Back in 2009, the American Society of Health-System Pharmacists (ASHP), the Infectious Diseases Society of America (IDSA), and the Society of Infectious Diseases Pharmacists (SIDP) published a consensus statement.

• Because it can be difficult in the clinical setting to obtain multiple serum vancomycin concentrations to determine the AUC and subsequently calculate the AUC/MIC, trough serum concentration monitoring, which can be used as a surrogate marker for AUC, is recommended as the most accurate and practical method to monitor vancomycin.
• Based on evidence suggesting that S. aureus exposure to trough serum vancomycin concentrations of less than 10 mg/L can produce strains with VISA-like characteristics, it is recommended that trough serum vancomycin concentrations always be maintained above 10 mg/L to avoid development of resistance.
• Based on the potential to improve penetration, increase the probability of optimal target serum vancomycin concentrations, and improve clinical outcomes for complicated infections such as bacteraemia, endocarditis, osteomyelitis, meningitis, and hospital-acquired pneumonia caused by S. aureus, total trough serum vancomycin concentrations of 15–20 mg/L are recommended. Trough serum vancomycin concentrations in that range should achieve an AUC/MIC of ≥400 in most patients if the MIC is ≤1 mg/L.

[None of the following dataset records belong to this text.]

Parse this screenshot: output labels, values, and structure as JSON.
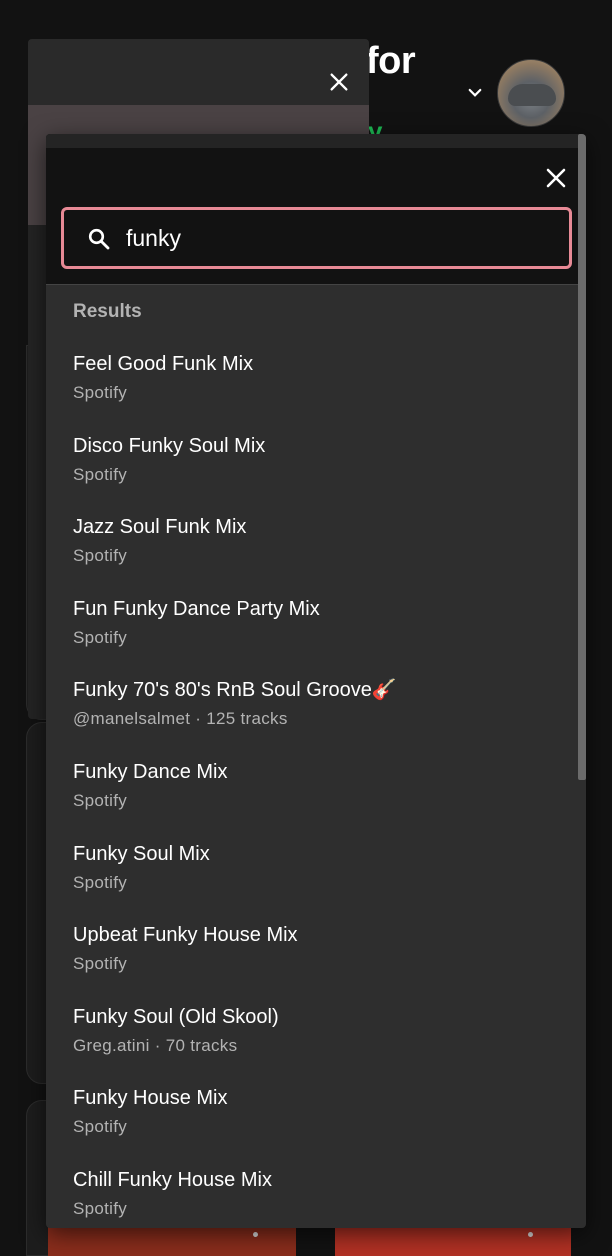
{
  "background": {
    "title_fragment": "for",
    "green_fragment": "y"
  },
  "search_dialog": {
    "query": "funky",
    "results_heading": "Results",
    "results": [
      {
        "title": "Feel Good Funk Mix",
        "subtitle": "Spotify"
      },
      {
        "title": "Disco Funky Soul Mix",
        "subtitle": "Spotify"
      },
      {
        "title": "Jazz Soul Funk Mix",
        "subtitle": "Spotify"
      },
      {
        "title": "Fun Funky Dance Party Mix",
        "subtitle": "Spotify"
      },
      {
        "title": "Funky 70's 80's RnB Soul Groove🎸",
        "subtitle": "@manelsalmet · 125 tracks"
      },
      {
        "title": "Funky Dance Mix",
        "subtitle": "Spotify"
      },
      {
        "title": "Funky Soul Mix",
        "subtitle": "Spotify"
      },
      {
        "title": "Upbeat Funky House Mix",
        "subtitle": "Spotify"
      },
      {
        "title": "Funky Soul (Old Skool)",
        "subtitle": "Greg.atini · 70 tracks"
      },
      {
        "title": "Funky House Mix",
        "subtitle": "Spotify"
      },
      {
        "title": "Chill Funky House Mix",
        "subtitle": "Spotify"
      }
    ]
  },
  "icons": {
    "close": "close-icon",
    "search": "search-icon",
    "chevron": "chevron-down-icon"
  },
  "colors": {
    "focus_ring": "#e88a96",
    "brand_green": "#1db954"
  }
}
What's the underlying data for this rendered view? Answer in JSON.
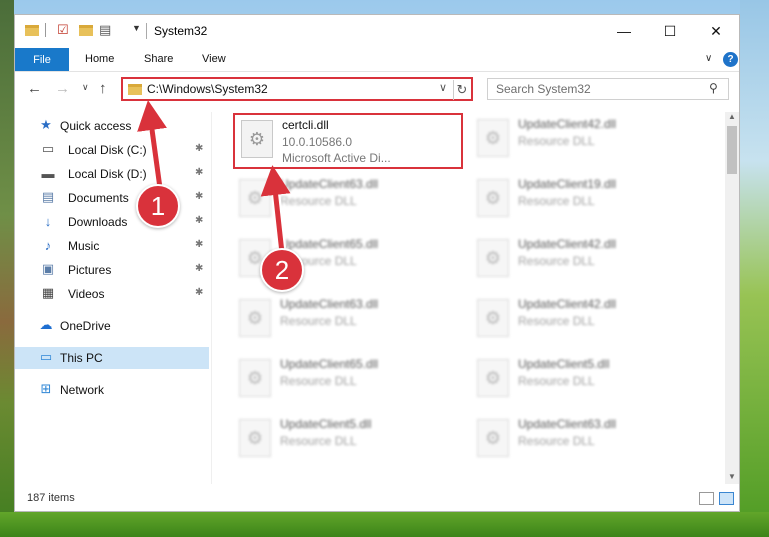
{
  "window": {
    "title": "System32",
    "minimize_glyph": "—",
    "maximize_glyph": "☐",
    "close_glyph": "✕"
  },
  "ribbon": {
    "tabs": [
      "File",
      "Home",
      "Share",
      "View"
    ],
    "help_glyph": "?"
  },
  "nav": {
    "address": "C:\\Windows\\System32",
    "search_placeholder": "Search System32"
  },
  "sidebar": {
    "items": [
      {
        "label": "Quick access",
        "icon": "star-icon"
      },
      {
        "label": "Local Disk (C:)",
        "icon": "drive-icon"
      },
      {
        "label": "Local Disk (D:)",
        "icon": "drive-icon"
      },
      {
        "label": "Documents",
        "icon": "documents-icon"
      },
      {
        "label": "Downloads",
        "icon": "download-icon"
      },
      {
        "label": "Music",
        "icon": "music-icon"
      },
      {
        "label": "Pictures",
        "icon": "pictures-icon"
      },
      {
        "label": "Videos",
        "icon": "video-icon"
      },
      {
        "label": "OneDrive",
        "icon": "cloud-icon"
      },
      {
        "label": "This PC",
        "icon": "pc-icon"
      },
      {
        "label": "Network",
        "icon": "network-icon"
      }
    ]
  },
  "files": {
    "selected": {
      "name": "certcli.dll",
      "version": "10.0.10586.0",
      "description": "Microsoft Active Di..."
    },
    "items": [
      {
        "name": "UpdateClient42.dll",
        "type": "Resource DLL"
      },
      {
        "name": "UpdateClient63.dll",
        "type": "Resource DLL"
      },
      {
        "name": "UpdateClient19.dll",
        "type": "Resource DLL"
      },
      {
        "name": "UpdateClient65.dll",
        "type": "Resource DLL"
      },
      {
        "name": "UpdateClient42.dll",
        "type": "Resource DLL"
      },
      {
        "name": "UpdateClient63.dll",
        "type": "Resource DLL"
      },
      {
        "name": "UpdateClient42.dll",
        "type": "Resource DLL"
      },
      {
        "name": "UpdateClient65.dll",
        "type": "Resource DLL"
      },
      {
        "name": "UpdateClient5.dll",
        "type": "Resource DLL"
      },
      {
        "name": "UpdateClient5.dll",
        "type": "Resource DLL"
      },
      {
        "name": "UpdateClient63.dll",
        "type": "Resource DLL"
      }
    ]
  },
  "status": {
    "item_count": "187 items"
  },
  "annotations": {
    "callout_1": "1",
    "callout_2": "2",
    "accent_color": "#d9323b"
  }
}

In the 2018 article "Making the change to area under the curve-based vancomycin dosing" in American Journal of Health-System Pharmacy, few key points are highlighted.

• Recent data reported by Neely and colleagues support a reassessment of target serum levels for vancomycin, given that aggressive trough concentrations (≥15 mg/L) may not be necessary to achieve desired AUC targets.
• Using a 5,000-patient Monte Carlo simulation, these investigators estimated that approximately 60% of patients could achieve therapeutic AUC values with trough concentrations below 15 mg/L, assuming a vancomycin MIC value of ≤1 mg/L.
• Based on the aforementioned rationale, we recommend a vancomycin AUC of 400–600 mg·hr/L regardless of MIC or organism treated, as the low end represents the threshold for effectiveness for MRSA, the most invasive of pathogens treated with vancomycin, and the upper end represents the apparent upper end of the safety threshold.
• Due to the potential benefits from both a safety and an effectiveness standpoint, an AUC-based dosing approach may be preferable to a trough-based protocol.

Alternatively, you may watch this webinar from Sanford Guide to learn the update.

Monitoring parameter, such as temperature, white blood cell count and culture & sensitivity result.

• Indicates clinical response of the patient.

Toxic effect: Nephrotoxicity and ototoxicity.

• Monitor renal function and audiogram.